Memory Retrieval Strategy
Prompts should include only relevant memory segments.
Example prompt construction:
Relevant coding rules
* relevant implementation patterns
* spec task description
* related code filesThis approach keeps prompts small while preserving useful context.
Memory Indexing (Future Optimization)
As memory grows, simple file scanning may become inefficient.
Future versions may include:
- semantic indexing
- vector search
- pattern similarity detection
This enables faster and more relevant knowledge retrieval.
Rust Memory Engine
Performance-critical memory operations may be implemented in Rust.
Potential Rust modules include:
- memory indexing
- semantic search
- context filtering
- artifact similarity matching
Example architecture:
TypeScript Core
│
▼
Rust Memory EngineIntegration methods may include:
- napi-rs
- WebAssembly
This allows high-performance memory retrieval while keeping the main system in TypeScript.
Memory Lifecycle
The lifecycle of knowledge within the system follows several stages.
Execution
↓
Observation
↓
Pattern Detection
↓
Knowledge Extraction
↓
Memory UpdateOver time, the system accumulates engineering knowledge that improves future development tasks.
Memory and Context Management
Memory also plays an important role in controlling LLM context.
Instead of relying on large conversations, the system retrieves structured artifacts.
Example prompt context:
task description
* relevant design section
* relevant coding patterns
* relevant rulesThis dramatically reduces token usage.
Future Memory Evolution
The v1 memory system is intentionally simple.
Future versions may introduce more advanced knowledge systems.
Examples:
Vector Memory
Embedding-based retrieval of knowledge.
Knowledge Graphs
Structured relationships between architectural decisions.
Cross-Project Knowledge
Reusable engineering knowledge shared across repositories.
Agent Knowledge Sharing
Memory exchange between specialized AI agents.

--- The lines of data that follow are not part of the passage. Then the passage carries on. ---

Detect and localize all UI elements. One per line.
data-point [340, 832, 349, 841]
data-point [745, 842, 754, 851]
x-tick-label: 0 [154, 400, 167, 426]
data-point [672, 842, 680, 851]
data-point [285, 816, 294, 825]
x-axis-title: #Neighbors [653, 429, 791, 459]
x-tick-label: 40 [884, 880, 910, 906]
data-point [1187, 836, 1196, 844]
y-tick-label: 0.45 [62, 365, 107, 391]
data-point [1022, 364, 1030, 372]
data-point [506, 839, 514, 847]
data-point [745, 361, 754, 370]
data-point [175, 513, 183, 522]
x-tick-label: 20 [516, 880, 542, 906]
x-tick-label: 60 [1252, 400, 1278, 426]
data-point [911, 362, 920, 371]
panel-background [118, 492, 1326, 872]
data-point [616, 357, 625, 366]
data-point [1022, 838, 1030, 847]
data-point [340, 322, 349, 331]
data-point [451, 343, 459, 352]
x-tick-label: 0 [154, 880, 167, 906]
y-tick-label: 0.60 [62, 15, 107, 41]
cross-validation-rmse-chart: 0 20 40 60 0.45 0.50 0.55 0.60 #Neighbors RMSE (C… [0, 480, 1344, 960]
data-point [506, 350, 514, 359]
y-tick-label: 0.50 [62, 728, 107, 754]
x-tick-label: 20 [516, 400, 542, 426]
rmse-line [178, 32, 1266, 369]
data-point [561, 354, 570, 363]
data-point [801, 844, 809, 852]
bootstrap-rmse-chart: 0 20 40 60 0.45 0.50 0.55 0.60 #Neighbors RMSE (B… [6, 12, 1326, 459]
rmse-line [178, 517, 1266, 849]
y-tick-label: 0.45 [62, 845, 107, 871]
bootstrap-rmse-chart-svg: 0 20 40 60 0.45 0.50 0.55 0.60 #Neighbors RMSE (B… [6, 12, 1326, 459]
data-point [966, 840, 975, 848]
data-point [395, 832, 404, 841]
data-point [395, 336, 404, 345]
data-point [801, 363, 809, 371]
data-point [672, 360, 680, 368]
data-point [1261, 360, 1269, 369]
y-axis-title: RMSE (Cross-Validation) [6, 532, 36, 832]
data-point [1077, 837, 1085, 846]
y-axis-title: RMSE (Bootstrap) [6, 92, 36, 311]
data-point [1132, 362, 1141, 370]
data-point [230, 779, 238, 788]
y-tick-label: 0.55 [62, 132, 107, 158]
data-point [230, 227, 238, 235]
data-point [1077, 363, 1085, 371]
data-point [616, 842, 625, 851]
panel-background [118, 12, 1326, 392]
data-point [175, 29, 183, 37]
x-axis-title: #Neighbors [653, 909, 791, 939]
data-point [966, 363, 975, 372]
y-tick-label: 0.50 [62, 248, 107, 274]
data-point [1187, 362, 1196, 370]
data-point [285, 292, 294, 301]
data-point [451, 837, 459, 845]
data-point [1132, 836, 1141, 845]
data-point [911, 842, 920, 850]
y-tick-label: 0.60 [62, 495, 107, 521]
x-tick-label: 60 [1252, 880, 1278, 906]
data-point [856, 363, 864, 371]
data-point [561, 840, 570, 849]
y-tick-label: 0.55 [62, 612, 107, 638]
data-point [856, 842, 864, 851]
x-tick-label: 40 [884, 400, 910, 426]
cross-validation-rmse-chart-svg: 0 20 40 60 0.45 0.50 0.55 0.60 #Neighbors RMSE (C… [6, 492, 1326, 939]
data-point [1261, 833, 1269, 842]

These systems will enable more advanced autonomous engineering capabilities.
Summary
The memory system enables the Autonomous Engineer agent to improve over time.
Key properties include:
- persistent project knowledge
- reusable engineering patterns
- self-healing rule updates
- minimal prompt context
- Git-based knowledge storage
This system transforms AI from a stateless assistant into a learning engineering system capable of evolving with each development cycle.